The point is that the sprint pattern is different from the typical pattern of most middle distance runners. With most middle-distance runners, it’s more propulsive, so they’re hitting, they’re rolling, and they’re pushing out, whereas in sprinters it’s a lot more active contact, there’s a lot more eccentric force.

It’s how well they jump, how well they coordinate the timing of the kick between the foot and the ground, and that’s incredibly difficult to coach. It makes the difference between the fastest sprinters in the world and those who go a little slower. It’s also the differentiator between Cole Hawker and Josh Kerr, and those who are two or three seconds behind those who don’t have the ability to coordinate that impact with the ground as well.

It’s literally the hardest thing to get better at training. We can all develop better abilities, you can get stronger, you can get faster, you can add more volume to your training, you can develop different abilities, etc. Harder to get better is what is the primary differentiator among elites, and that is how well they coordinate impact with the ground. That’s all.

What would you say are the key qualities of a good coach?

Curiosity is paramount. If you’re curious, most of the rest of the important stuff comes down to it. You must be interested in learning, teaching, understanding more about the athlete. Interested in learning more about what goes into health and performance beyond what you do on the track for two hours a day? Curiosity is everything to me.

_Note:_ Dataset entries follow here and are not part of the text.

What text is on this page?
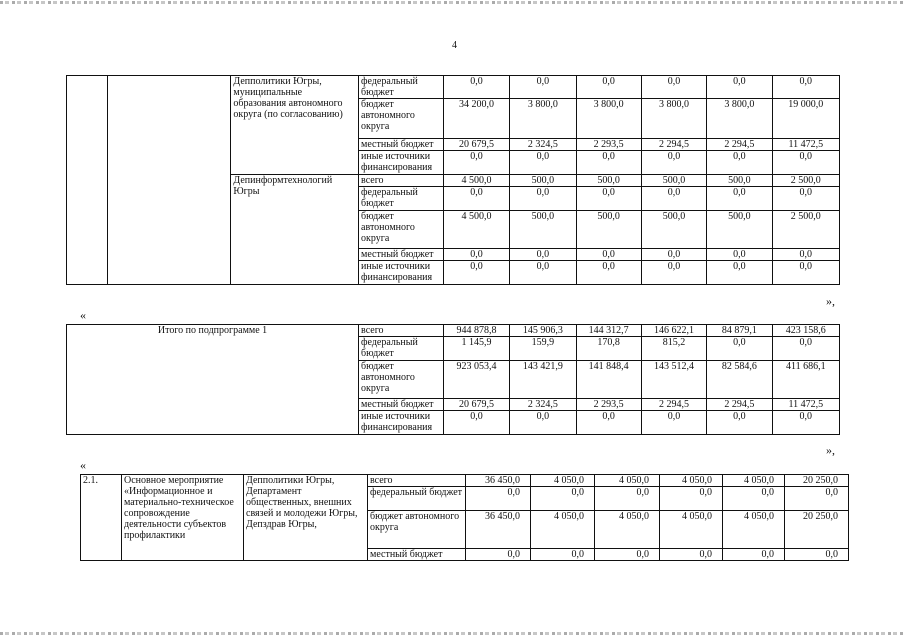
4
		Депполитики Югры, муниципальные образования автономного округа (по согласованию)	федеральный бюджет	0,0	0,0	0,0	0,0	0,0	0,0
			бюджет автономного округа	34 200,0	3 800,0	3 800,0	3 800,0	3 800,0	19 000,0
			местный бюджет	20 679,5	2 324,5	2 293,5	2 294,5	2 294,5	11 472,5
			иные источники финансирования	0,0	0,0	0,0	0,0	0,0	0,0
		Депинформтехнологий Югры	всего	4 500,0	500,0	500,0	500,0	500,0	2 500,0
			федеральный бюджет	0,0	0,0	0,0	0,0	0,0	0,0
			бюджет автономного округа	4 500,0	500,0	500,0	500,0	500,0	2 500,0
			местный бюджет	0,0	0,0	0,0	0,0	0,0	0,0
			иные источники финансирования	0,0	0,0	0,0	0,0	0,0	0,0
»,
«
Итого по подпрограмме 1	всего	944 878,8	145 906,3	144 312,7	146 622,1	84 879,1	423 158,6
	федеральный бюджет	1 145,9	159,9	170,8	815,2	0,0	0,0
	бюджет автономного округа	923 053,4	143 421,9	141 848,4	143 512,4	82 584,6	411 686,1
	местный бюджет	20 679,5	2 324,5	2 293,5	2 294,5	2 294,5	11 472,5
	иные источники финансирования	0,0	0,0	0,0	0,0	0,0	0,0
»,
«
2.1.	Основное мероприятие «Информационное и материально-техническое сопровождение деятельности субъектов профилактики	Депполитики Югры, Департамент общественных, внешних связей и молодежи Югры, Депздрав Югры,	всего	36 450,0	4 050,0	4 050,0	4 050,0	4 050,0	20 250,0
			федеральный бюджет	0,0	0,0	0,0	0,0	0,0	0,0
			бюджет автономного округа	36 450,0	4 050,0	4 050,0	4 050,0	4 050,0	20 250,0
			местный бюджет	0,0	0,0	0,0	0,0	0,0	0,0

Do you think the UK is doing as well as it could in terms of coach education?

There has been a massive decline since we all left. Part of it has been budget constraints, obviously, but the biggest thing is that if coach education is important to you, you have to look for ways that you can invest in it, and I don’t think the investment is anywhere near where it needs to be.

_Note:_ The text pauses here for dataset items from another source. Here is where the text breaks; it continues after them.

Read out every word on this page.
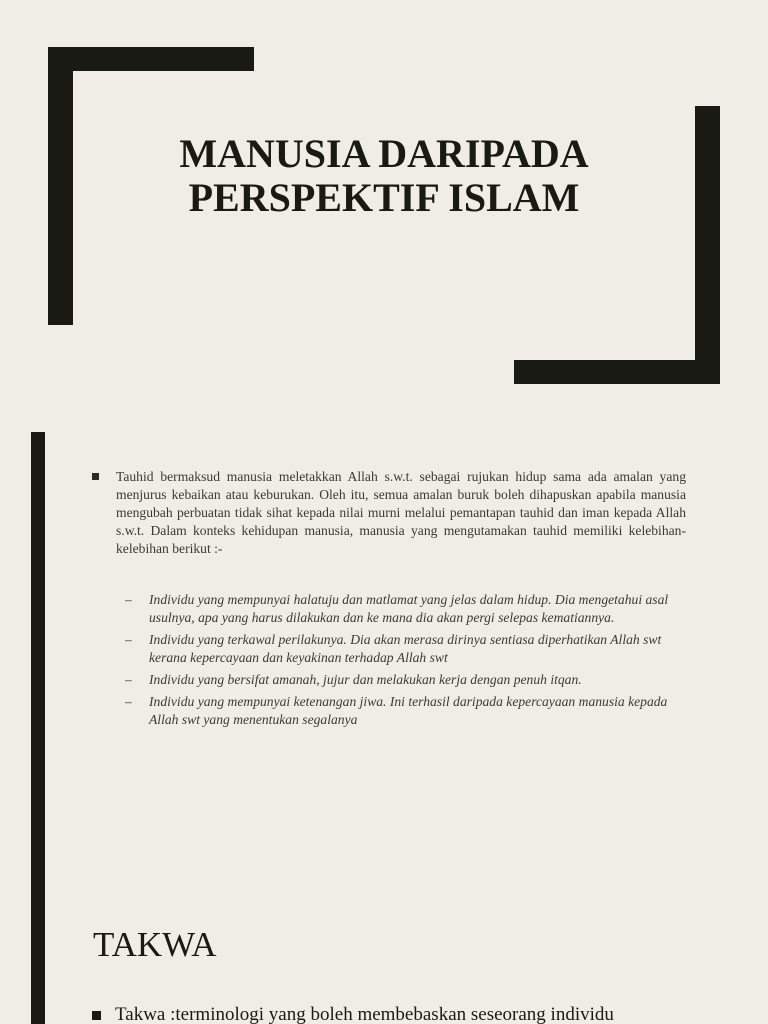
MANUSIA DARIPADA
PERSPEKTIF ISLAM

Tauhid bermaksud manusia meletakkan Allah s.w.t. sebagai rujukan hidup sama ada amalan yang menjurus kebaikan atau keburukan. Oleh itu, semua amalan buruk boleh dihapuskan apabila manusia mengubah perbuatan tidak sihat kepada nilai murni melalui pemantapan tauhid dan iman kepada Allah s.w.t. Dalam konteks kehidupan manusia, manusia yang mengutamakan tauhid memiliki kelebihan-kelebihan berikut :-

– Individu yang mempunyai halatuju dan matlamat yang jelas dalam hidup. Dia mengetahui asal usulnya, apa yang harus dilakukan dan ke mana dia akan pergi selepas kematiannya.
– Individu yang terkawal perilakunya. Dia akan merasa dirinya sentiasa diperhatikan Allah swt kerana kepercayaan dan keyakinan terhadap Allah swt
– Individu yang bersifat amanah, jujur dan melakukan kerja dengan penuh itqan.
– Individu yang mempunyai ketenangan jiwa. Ini terhasil daripada kepercayaan manusia kepada Allah swt yang menentukan segalanya
TAKWA

Takwa :terminologi yang boleh membebaskan seseorang individu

Athlete development and coach development must go hand in hand. That’s why there was so much investment in coach development when we were all there. It was never just about the athlete.

I just don’t think there’s any real unified thinking about what coach education really is and what you’re trying to do. For example, what is the purpose?

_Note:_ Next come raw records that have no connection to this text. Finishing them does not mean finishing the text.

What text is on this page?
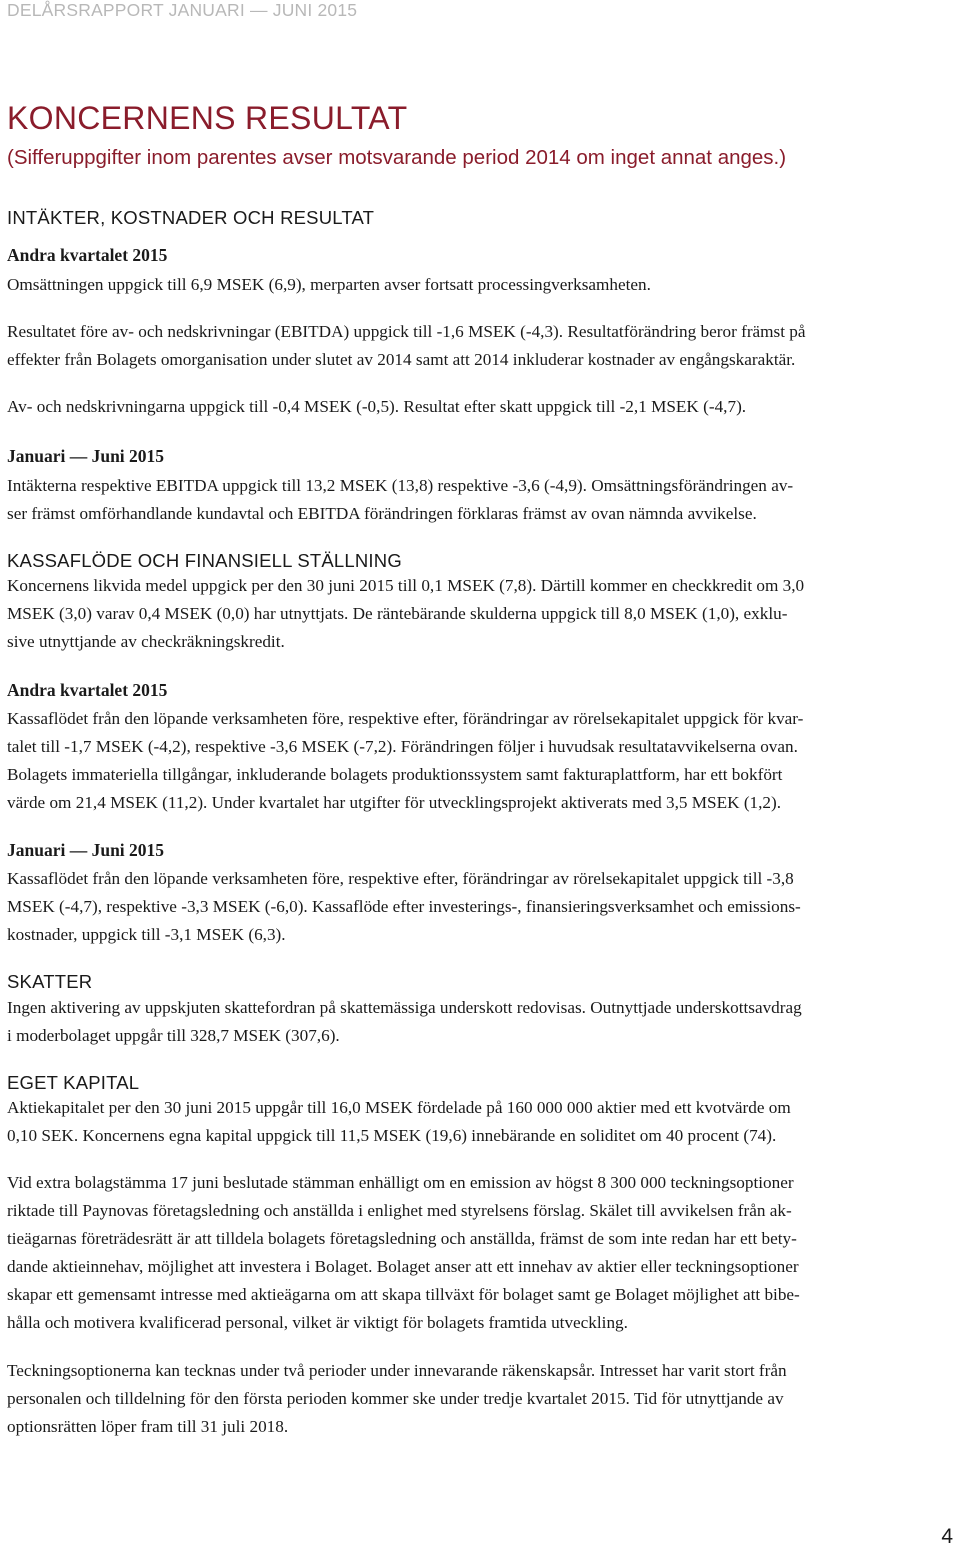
DELÅRSRAPPORT JANUARI — JUNI 2015
KONCERNENS RESULTAT
(Sifferuppgifter inom parentes avser motsvarande period 2014 om inget annat anges.)
INTÄKTER, KOSTNADER OCH RESULTAT
Andra kvartalet 2015
Omsättningen uppgick till 6,9 MSEK (6,9), merparten avser fortsatt processingverksamheten.
Resultatet före av- och nedskrivningar (EBITDA) uppgick till -1,6 MSEK (-4,3). Resultatförändring beror främst på
effekter från Bolagets omorganisation under slutet av 2014 samt att 2014 inkluderar kostnader av engångskaraktär.
Av- och nedskrivningarna uppgick till -0,4 MSEK (-0,5). Resultat efter skatt uppgick till -2,1 MSEK (-4,7).
Januari — Juni 2015
Intäkterna respektive EBITDA uppgick till 13,2 MSEK (13,8) respektive -3,6 (-4,9). Omsättningsförändringen av-
ser främst omförhandlande kundavtal och EBITDA förändringen förklaras främst av ovan nämnda avvikelse.
KASSAFLÖDE OCH FINANSIELL STÄLLNING
Koncernens likvida medel uppgick per den 30 juni 2015 till 0,1 MSEK (7,8). Därtill kommer en checkkredit om 3,0
MSEK (3,0) varav 0,4 MSEK (0,0) har utnyttjats. De räntebärande skulderna uppgick till 8,0 MSEK (1,0), exklu-
sive utnyttjande av checkräkningskredit.
Andra kvartalet 2015
Kassaflödet från den löpande verksamheten före, respektive efter, förändringar av rörelsekapitalet uppgick för kvar-
talet till -1,7 MSEK (-4,2), respektive -3,6 MSEK (-7,2). Förändringen följer i huvudsak resultatavvikelserna ovan.
Bolagets immateriella tillgångar, inkluderande bolagets produktionssystem samt fakturaplattform, har ett bokfört
värde om 21,4 MSEK (11,2). Under kvartalet har utgifter för utvecklingsprojekt aktiverats med 3,5 MSEK (1,2).
Januari — Juni 2015
Kassaflödet från den löpande verksamheten före, respektive efter, förändringar av rörelsekapitalet uppgick till -3,8
MSEK (-4,7), respektive -3,3 MSEK (-6,0). Kassaflöde efter investerings-, finansieringsverksamhet och emissions-
kostnader, uppgick till -3,1 MSEK (6,3).
SKATTER
Ingen aktivering av uppskjuten skattefordran på skattemässiga underskott redovisas. Outnyttjade underskottsavdrag
i moderbolaget uppgår till 328,7 MSEK (307,6).
EGET KAPITAL
Aktiekapitalet per den 30 juni 2015 uppgår till 16,0 MSEK fördelade på 160 000 000 aktier med ett kvotvärde om
0,10 SEK. Koncernens egna kapital uppgick till 11,5 MSEK (19,6) innebärande en soliditet om 40 procent (74).
Vid extra bolagstämma 17 juni beslutade stämman enhälligt om en emission av högst 8 300 000 teckningsoptioner
riktade till Paynovas företagsledning och anställda i enlighet med styrelsens förslag. Skälet till avvikelsen från ak-
tieägarnas företrädesrätt är att tilldela bolagets företagsledning och anställda, främst de som inte redan har ett bety-
dande aktieinnehav, möjlighet att investera i Bolaget. Bolaget anser att ett innehav av aktier eller teckningsoptioner
skapar ett gemensamt intresse med aktieägarna om att skapa tillväxt för bolaget samt ge Bolaget möjlighet att bibe-
hålla och motivera kvalificerad personal, vilket är viktigt för bolagets framtida utveckling.
Teckningsoptionerna kan tecknas under två perioder under innevarande räkenskapsår. Intresset har varit stort från
personalen och tilldelning för den första perioden kommer ske under tredje kvartalet 2015. Tid för utnyttjande av
optionsrätten löper fram till 31 juli 2018.
4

And by the way, it’s not just in the UK, it’s all over the world. I think they do a lot better in New Zealand and Australia, and I think there’s a reason why New Zealand and Australia usually punch above their weight per capita in a lot of these sports, but in the UK, especially athletics, I think it’s really bad.

Stuart McMillan

What is the most valuable lesson you have learned over the years?

Be curious and have as much faith in the athlete, in what they do, in the system, in the coach, in themselves. You’ll never, ever see a champion athlete who doesn’t believe that. That’s why, for example, Usain Bolt has eight Olympic gold medals. Even though his coach doesn’t objectively know everything, he was able to instill this magical belief in Usain that was above and beyond. It’s a game of faith, and I think if you start with that heuristic that your job is to instill faith, it changes everything you do and how you do it.

Then you understand that communication is really important, that your relationship with the athlete is really important. All of those things then come to the fore, rather than just thinking it’s a biomechanics or physiology game. Obviously, that’s part of it, they’re part of the system, but it all has to lead to the athlete believing in himself 100 percent when he’s on the line. that’s it. That’s the game.